Dimensioni: 5-10 cm di altezza e 1-2 cm di diametro.

Forma: Cilindrico o leggermente ingrossato alla base.

Colore: Aranciato chiaro, con sfumature bruno-ramate; la base è spesso macchiata di giallo.

Superficie: Liscio, privo di anello evidente ma talvolta con residui fibrillosi.

Carne

Colore: Giallastra, talvolta con sfumature aranciate o rossastre.

Consistenza: Soda nei giovani, più morbida nei maturi.

Odore: Lieve, fungino, a volte dolciastro.

Sapore: Dolce, gradevole.

Habitat

Simbiotico con i pini: Associato principalmente a specie del genere Pinus.

Cresce su terreni acidi, spesso in boschi di conifere, a volte misti.

Periodo di crescita: Da fine estate a autunno inoltrato, con maggiore diffusione nelle stagioni umide.

Distribuzione: Comune in Europa e Nord America.

Commestibilità

Commestibile buono, anche se non molto apprezzato per la consistenza e il sapore piuttosto delicato.

Preparazione:

La pellicola vischiosa del cappello può essere rimossa per migliorarne la digeribilità.

Si consuma generalmente cotto, in zuppe, trifolati o misti di funghi.

È poco adatto all’essiccazione a causa dell’elevato contenuto di acqua, ma può essere congelato previa cottura.

Possibili confusioni

Gomphidius glutinosus: Simile, ma più vischioso, con colori più scuri e associato ai larici.

Suillus granulatus o altri Suillus: Differiscono per la presenza di tubuli e pori anziché lamelle.

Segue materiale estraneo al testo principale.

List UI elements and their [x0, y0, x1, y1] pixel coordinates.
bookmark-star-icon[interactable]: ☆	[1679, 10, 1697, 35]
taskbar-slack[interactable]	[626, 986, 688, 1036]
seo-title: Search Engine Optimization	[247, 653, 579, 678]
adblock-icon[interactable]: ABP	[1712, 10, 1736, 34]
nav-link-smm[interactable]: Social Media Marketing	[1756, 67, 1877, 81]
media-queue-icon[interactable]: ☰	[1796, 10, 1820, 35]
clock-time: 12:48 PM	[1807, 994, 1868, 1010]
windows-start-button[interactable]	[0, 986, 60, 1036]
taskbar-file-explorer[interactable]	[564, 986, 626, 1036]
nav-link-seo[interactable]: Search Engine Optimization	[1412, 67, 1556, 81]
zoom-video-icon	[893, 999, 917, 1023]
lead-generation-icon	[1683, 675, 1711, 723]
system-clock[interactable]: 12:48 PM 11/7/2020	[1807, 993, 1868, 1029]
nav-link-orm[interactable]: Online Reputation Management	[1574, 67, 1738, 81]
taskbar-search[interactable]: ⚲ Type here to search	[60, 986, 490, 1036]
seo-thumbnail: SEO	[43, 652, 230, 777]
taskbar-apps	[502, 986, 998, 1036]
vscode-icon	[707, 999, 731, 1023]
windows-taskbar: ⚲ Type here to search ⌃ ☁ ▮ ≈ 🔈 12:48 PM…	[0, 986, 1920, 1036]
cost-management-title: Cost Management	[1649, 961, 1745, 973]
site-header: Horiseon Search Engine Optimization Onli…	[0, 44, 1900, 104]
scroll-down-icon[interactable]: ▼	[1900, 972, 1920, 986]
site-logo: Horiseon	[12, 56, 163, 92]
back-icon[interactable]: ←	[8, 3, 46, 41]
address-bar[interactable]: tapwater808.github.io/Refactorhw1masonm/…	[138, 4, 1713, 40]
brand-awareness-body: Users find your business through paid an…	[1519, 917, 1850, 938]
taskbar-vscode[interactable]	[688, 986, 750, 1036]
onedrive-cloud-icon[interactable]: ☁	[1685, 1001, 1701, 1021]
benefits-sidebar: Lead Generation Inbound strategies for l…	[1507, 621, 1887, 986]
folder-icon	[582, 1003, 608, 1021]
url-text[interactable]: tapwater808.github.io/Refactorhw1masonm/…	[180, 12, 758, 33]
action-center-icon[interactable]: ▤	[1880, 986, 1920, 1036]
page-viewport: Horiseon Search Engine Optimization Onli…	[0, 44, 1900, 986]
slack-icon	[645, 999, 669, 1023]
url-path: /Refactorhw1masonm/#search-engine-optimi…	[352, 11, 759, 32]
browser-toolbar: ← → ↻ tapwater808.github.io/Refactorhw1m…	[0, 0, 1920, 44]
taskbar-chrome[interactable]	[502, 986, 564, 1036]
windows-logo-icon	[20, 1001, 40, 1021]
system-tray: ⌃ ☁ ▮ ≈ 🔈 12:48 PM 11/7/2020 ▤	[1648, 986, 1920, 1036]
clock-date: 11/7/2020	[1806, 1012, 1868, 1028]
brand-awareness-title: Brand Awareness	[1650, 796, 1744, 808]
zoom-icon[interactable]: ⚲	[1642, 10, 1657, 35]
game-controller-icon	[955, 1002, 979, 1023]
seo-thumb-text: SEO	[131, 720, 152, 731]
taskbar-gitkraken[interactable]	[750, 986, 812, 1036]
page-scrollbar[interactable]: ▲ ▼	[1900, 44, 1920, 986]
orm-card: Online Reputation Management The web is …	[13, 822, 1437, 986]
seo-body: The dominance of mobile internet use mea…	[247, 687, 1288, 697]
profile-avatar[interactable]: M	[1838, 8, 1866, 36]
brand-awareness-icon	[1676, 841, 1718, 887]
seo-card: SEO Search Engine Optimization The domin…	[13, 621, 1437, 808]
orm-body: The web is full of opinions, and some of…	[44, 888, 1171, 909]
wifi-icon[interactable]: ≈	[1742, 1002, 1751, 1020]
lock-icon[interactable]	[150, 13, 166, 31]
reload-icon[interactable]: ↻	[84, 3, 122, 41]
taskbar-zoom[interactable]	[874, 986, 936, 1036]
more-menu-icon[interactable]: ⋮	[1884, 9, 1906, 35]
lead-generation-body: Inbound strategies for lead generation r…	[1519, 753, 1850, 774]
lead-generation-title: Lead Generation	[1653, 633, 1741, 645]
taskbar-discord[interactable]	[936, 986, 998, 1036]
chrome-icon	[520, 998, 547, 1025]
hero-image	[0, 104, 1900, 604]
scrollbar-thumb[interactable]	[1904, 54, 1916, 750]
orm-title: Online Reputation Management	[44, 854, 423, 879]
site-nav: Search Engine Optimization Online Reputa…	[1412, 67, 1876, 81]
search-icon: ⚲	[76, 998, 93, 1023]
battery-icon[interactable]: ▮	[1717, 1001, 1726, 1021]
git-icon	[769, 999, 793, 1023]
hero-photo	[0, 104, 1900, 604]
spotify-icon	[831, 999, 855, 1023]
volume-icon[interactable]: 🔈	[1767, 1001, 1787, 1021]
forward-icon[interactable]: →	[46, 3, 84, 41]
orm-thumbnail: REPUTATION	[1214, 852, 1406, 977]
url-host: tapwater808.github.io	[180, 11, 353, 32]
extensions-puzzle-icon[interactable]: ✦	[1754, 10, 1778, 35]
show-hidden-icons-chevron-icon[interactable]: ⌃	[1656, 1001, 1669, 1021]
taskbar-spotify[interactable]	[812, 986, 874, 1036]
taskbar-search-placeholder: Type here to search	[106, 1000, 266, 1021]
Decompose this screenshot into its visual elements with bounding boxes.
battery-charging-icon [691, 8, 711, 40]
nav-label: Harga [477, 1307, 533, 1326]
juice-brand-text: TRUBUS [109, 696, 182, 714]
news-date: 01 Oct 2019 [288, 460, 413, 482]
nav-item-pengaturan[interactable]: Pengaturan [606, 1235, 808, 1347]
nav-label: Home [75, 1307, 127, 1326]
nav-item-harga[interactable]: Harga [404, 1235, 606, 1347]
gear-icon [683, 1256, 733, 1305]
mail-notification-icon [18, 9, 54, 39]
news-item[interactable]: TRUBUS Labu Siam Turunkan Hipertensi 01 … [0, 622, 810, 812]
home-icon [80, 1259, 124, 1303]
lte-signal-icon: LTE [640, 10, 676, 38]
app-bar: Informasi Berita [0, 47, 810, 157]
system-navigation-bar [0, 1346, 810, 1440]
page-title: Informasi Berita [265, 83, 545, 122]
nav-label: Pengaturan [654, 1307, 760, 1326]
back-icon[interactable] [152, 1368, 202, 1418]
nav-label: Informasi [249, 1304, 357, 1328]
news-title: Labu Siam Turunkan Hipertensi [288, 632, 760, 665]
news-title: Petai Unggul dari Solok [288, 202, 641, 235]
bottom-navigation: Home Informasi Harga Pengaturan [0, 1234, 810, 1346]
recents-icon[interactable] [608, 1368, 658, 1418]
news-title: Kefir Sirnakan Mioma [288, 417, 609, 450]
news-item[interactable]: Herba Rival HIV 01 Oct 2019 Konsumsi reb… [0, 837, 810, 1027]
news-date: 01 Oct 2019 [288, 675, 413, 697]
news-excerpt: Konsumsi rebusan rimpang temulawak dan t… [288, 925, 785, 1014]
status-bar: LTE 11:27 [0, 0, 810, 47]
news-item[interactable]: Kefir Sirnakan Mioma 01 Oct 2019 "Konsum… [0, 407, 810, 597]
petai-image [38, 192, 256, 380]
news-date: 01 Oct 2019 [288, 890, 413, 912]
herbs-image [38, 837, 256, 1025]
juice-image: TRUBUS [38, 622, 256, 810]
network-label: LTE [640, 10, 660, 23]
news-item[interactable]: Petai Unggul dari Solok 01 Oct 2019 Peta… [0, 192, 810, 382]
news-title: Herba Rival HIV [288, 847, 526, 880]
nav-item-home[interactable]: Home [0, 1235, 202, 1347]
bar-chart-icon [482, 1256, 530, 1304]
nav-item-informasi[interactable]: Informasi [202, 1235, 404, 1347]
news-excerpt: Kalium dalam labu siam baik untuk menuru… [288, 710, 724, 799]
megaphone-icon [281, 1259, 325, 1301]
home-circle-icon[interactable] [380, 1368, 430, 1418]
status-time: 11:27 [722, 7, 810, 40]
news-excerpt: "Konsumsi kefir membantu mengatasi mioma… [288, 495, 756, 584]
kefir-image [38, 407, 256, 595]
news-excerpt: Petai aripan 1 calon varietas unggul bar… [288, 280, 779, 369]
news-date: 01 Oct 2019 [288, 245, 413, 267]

Non ha somiglianze significative con specie tossiche, ma è sempre consigliata la prudenza.

Note ecologiche e curiosità

È un fungo micorrizico che contribuisce alla salute delle foreste di pini, favorendo lo scambio di nutrienti tra il fungo e l’albero ospite.

Il suo aspetto decorativo, con tonalità calde e brillanti, lo rende facilmente riconoscibile nel sottobosco.

Nonostante sia un fungo commestibile, la sua raccolta è spesso trascurata a favore di specie più pregiate. 

Chroogomphus rutilus è dunque un fungo interessante dal punto di vista ecologico e micologico, oltre che un discreto ingrediente per la cucina, sebbene meno apprezzato rispetto ad altre specie.